Submitted to: World Mycotoxin Journal
Publication Type: Peer Reviewed Journal
Publication Acceptance Date: 3/5/2013
Publication Date: 4/22/2013
Citation: Rajasekaran, K., Sickler, C.M., Brown, R.L., Cary, J.W., Bhatnagar, D. 2013. Evaluation of resistance to aflatoxin contamination in kernels of maize genotypes using a GFP-expressing Aspergillus flavus strain. World Mycotoxin Journal. 6(2):151-158.

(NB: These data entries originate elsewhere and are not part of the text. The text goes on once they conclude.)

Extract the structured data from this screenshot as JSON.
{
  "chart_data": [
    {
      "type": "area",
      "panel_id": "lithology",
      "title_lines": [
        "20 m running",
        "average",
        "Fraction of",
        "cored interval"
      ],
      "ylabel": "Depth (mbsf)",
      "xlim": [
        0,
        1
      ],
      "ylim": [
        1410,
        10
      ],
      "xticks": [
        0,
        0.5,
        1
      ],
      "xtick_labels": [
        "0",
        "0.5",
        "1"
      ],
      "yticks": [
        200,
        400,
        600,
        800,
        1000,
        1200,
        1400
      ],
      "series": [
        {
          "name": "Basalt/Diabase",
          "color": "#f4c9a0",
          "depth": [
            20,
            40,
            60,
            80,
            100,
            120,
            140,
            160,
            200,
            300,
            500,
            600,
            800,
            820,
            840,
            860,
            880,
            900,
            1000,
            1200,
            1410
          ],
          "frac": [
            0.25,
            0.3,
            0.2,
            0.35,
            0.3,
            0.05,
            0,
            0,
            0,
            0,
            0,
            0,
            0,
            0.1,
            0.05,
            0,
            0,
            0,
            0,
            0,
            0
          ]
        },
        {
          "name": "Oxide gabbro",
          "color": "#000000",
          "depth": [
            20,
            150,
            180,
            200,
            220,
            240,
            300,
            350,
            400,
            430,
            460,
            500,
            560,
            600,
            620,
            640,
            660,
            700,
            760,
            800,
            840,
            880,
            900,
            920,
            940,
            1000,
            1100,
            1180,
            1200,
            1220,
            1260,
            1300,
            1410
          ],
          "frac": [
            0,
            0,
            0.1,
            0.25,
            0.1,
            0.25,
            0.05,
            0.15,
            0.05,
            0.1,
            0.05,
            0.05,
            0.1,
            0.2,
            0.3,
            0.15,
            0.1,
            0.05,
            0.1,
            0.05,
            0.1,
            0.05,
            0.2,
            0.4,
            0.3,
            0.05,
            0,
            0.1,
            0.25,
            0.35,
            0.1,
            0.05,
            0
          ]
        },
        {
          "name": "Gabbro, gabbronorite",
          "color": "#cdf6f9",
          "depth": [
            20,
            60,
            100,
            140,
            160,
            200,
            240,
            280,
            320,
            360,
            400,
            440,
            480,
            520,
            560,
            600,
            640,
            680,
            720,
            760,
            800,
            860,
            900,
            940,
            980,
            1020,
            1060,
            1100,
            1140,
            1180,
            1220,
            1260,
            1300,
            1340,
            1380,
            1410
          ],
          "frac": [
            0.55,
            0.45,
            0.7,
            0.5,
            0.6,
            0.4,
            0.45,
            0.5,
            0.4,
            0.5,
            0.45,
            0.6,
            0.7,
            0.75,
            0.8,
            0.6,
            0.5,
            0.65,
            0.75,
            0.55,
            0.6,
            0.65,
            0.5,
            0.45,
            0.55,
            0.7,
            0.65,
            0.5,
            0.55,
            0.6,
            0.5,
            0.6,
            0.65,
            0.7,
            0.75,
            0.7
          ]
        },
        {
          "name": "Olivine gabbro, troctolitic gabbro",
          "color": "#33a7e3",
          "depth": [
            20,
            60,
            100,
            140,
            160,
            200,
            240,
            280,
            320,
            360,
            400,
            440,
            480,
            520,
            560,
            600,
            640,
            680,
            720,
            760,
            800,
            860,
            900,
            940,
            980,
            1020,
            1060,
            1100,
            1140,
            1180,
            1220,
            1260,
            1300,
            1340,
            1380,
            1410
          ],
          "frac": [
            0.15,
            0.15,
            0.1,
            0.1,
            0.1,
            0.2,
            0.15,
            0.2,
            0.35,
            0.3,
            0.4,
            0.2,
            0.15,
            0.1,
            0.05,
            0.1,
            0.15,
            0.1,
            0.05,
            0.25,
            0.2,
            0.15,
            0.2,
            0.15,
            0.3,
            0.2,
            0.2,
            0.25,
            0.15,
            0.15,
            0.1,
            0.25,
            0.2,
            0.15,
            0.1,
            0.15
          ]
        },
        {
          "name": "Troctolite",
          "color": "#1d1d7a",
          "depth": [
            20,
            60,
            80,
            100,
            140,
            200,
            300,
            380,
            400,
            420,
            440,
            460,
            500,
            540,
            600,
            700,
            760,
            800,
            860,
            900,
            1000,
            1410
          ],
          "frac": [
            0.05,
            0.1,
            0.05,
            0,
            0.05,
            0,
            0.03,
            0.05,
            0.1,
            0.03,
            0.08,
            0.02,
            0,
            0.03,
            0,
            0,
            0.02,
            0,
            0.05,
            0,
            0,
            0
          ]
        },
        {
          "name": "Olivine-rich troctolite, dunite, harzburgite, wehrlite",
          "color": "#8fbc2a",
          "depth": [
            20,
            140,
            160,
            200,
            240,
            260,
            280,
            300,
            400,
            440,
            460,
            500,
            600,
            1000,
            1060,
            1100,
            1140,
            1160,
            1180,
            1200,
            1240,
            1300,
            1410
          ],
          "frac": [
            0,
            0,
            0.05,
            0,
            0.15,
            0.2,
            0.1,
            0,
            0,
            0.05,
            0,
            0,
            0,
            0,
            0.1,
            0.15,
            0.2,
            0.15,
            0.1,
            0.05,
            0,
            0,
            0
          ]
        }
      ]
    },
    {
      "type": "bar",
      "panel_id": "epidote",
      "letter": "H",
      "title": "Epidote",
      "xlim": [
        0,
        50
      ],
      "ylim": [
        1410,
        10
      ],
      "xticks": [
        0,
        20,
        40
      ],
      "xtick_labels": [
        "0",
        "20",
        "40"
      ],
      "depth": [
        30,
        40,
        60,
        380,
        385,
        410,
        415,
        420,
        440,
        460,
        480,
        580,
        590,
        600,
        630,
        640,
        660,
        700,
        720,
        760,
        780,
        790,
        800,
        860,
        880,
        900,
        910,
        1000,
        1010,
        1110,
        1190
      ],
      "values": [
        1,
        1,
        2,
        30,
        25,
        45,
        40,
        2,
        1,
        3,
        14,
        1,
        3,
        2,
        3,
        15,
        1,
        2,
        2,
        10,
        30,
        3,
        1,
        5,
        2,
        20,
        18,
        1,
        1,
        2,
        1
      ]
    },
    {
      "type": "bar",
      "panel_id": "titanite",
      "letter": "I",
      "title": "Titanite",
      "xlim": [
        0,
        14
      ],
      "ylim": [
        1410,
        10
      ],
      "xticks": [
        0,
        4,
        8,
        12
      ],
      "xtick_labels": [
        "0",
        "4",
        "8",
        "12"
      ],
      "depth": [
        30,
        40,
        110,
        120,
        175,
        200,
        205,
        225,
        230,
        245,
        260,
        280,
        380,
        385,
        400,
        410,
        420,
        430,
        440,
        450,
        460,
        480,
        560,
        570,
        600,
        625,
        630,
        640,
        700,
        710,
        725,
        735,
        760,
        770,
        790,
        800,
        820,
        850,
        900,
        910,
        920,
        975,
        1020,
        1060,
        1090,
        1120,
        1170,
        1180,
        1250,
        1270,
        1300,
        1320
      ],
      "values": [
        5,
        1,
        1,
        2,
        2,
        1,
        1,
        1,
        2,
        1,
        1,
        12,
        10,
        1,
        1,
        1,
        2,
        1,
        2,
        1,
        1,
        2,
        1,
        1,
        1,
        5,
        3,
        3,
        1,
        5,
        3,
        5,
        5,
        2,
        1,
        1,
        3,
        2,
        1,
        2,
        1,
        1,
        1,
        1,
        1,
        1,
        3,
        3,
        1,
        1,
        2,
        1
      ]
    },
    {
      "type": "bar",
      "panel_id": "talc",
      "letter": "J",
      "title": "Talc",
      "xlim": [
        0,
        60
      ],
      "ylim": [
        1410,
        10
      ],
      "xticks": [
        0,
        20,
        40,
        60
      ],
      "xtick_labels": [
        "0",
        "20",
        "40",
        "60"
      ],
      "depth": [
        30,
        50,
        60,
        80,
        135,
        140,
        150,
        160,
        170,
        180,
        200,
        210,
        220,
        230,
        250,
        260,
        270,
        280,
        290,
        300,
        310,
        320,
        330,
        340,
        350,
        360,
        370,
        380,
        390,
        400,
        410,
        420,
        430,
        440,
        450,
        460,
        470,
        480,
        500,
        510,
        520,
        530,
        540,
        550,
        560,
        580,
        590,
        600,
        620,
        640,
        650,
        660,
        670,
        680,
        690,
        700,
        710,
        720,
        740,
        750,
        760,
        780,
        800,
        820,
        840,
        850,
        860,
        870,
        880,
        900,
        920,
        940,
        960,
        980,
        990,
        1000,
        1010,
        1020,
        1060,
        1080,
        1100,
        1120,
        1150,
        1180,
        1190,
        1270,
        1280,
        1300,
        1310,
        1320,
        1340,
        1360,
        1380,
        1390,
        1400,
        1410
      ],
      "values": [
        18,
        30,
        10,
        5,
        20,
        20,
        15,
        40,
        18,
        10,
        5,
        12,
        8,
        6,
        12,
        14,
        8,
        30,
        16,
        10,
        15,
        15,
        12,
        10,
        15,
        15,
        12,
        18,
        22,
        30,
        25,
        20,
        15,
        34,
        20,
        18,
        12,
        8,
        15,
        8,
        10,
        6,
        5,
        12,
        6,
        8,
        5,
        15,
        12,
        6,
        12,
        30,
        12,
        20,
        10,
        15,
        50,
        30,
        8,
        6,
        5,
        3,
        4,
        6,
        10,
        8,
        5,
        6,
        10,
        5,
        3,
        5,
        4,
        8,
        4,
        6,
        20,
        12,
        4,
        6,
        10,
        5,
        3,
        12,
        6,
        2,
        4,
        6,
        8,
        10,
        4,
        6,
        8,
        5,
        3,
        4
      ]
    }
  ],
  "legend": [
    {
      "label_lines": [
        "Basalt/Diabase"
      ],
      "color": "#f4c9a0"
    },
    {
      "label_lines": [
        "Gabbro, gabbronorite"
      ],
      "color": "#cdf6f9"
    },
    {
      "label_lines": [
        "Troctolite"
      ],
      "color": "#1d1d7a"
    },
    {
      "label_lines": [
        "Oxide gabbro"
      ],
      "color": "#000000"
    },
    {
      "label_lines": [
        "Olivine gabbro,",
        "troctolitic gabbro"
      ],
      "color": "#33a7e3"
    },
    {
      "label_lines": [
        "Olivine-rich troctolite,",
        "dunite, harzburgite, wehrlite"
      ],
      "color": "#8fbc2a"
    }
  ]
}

Interpretive Summary: Aflatoxins produced by Aspergillus spp. contaminate diverse food and feed crops including corn, cotton, peanuts and tree nuts. Identification of native resistant genes in germplasm is essential for conventional or molecular crop breeding programs. Unfortunately, resistance to this group of saprophytic fungi is very rare in cultivated crops due to lack of precise host-pathogen relationship. However, in corn, several genotypes have been identified as resistant to aflatoxin contamination due to several factors such as physical barriers (e.g., wax or tough seed coat) or the presence of antifungal proteins in corn kernels. To be successful in breeding programs, it is equally important to know how the fungus invades maize kernels so that objectives of conventional or molecular breeding for tissue or organ specific expression of resistant factors or genes. Recently we utilized an aflatoxigenic A. flavus strain, engineered to express the green fluorescent protein from the jelly fish, to study the site of entry, fungal growth and colonization in corn kernels. We observed that the predominant site of entry is through the stalk or pedicel unless the kernels are injured by insect or other damages. This method of assaying for resistance to the fungus is very sensitive, rapid and simple and can be used to track the fungal colonization in real time. This simple method will be very useful to breeders, geneticists, agronomists and biotechnologists alike who are interested in evaluating germplasm for resistance to Aspergillus.
Technical Abstract: Evaluation of resistance or susceptibility of corn inbreds to infection by Aspergillus flavus was evaluated by a kernel screening assay. A GFP-expressing strain of A. flavus was used to accomplish this study to measure fungal spread and aflatoxin levels in real time. Among the four inbreds tested, Mi82 showed the most resistance and Ga209 the least. TZAR101 was also resistant to fungal infection. Va 35 was susceptible to fungal infection; however, it produced less aflatoxin levels compared to the susceptible line Ga209. Fluorescence microscopy indicated that the site of entry was consistantly through the pedicel. Fungal entry through the pericarp was never observed. Once the fungus entered through the pedicel, it spread quickly through the open spaces between the pericarp and the aleurone layer ultimately colonizing the endosperm and scutellum and finally, the embryo. A clear correlation was established between fungal fluorescence and aflatoxin levels. This method provides a quick, reliable means of evaluating resistance to Aspergillus flavus in undamaged kernels.